Archive pour la catégorie ‘Biographie’
Zoé Obolenskaïa, « la princesse de Bakounine »
En décembre dernier, le père Noël (encore un barbu) a glissé sous le sapin le livre de Lorenza Foschini, La Princesse de Bakounine (originellement intitulé en italien Zoé, la principessa che incantó Bakunin, soit Zoé, la princesse qui enchanta Bakounine), publié aux éditions Quai Voltaire en 2017 dans une traduction de Karine Degliame-O’Keeffe (l’original avait paru en 2016). Il s’agit d’un ouvrage consacré à la princesse Zoé (Zoïa en russe) Obolenskaïa, et pour une grande part à ses relations avec Michel Bakounine – je remarque en passant que l’autrice fait tout le contraire de moi : j’avais coutume d’appeler Obolenskaïa Zoïa, et Bakounine Michel, elle en revanche opte respectivement pour Zoé et Mikhaïl, ce qui est tout aussi peu cohérent.

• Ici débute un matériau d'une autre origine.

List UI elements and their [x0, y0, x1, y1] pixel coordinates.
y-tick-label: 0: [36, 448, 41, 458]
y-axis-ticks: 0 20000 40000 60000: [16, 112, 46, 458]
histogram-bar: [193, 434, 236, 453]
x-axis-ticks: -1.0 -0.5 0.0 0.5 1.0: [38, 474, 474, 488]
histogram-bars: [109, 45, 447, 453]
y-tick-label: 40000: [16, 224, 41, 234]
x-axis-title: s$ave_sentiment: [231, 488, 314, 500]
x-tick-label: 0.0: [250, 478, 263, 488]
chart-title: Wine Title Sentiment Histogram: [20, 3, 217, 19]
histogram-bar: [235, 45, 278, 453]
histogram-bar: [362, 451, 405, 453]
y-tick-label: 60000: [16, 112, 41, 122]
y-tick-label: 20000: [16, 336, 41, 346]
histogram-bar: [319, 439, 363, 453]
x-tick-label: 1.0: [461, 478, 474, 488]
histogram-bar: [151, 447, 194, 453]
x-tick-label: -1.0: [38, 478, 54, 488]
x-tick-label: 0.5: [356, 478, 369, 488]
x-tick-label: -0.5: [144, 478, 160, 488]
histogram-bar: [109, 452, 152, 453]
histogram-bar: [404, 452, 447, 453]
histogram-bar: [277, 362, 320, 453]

Ici, je ferai donc le choix de la version francisée, essentiellement pour cette raison que ces deux aristocrates russes, nourris à la culture française, s’appelaient eux-mêmes de cette manière (et accessoirement parce qu’il s’agit d’une tradition de traduire en français les prénoms russes: Alexis pour Alexei, Paul pour Pavel, Barbara pour Varvara, etc.).
Dans ce billet, je rappellerai d’abord qui est Zoé Obolenskaïa (dont il semble qu’elle inspira à Tolstoï le personnage d’Anna Karénine et à Henry James celui de la princesse Casamassima) et ce que furent ses rapports avec Bakounine (et au passage ce que j’en ai appris à la lecture du livre), avant de m’intéresser plus particulièrement aux passages qui sont consacrés au révolutionnaire russe. Je précise toutefois pour commencer que je ne connais par l’autrice de ce livre, dont je sais simplement qu’elle a travaillé, en tant que journaliste, pour la radio et la télévision publiques italiennes et qu’elle a publié, depuis la fin des années 1990, un certain nombre de travaux consacrés à Proust. Lire la suite de cette entrée »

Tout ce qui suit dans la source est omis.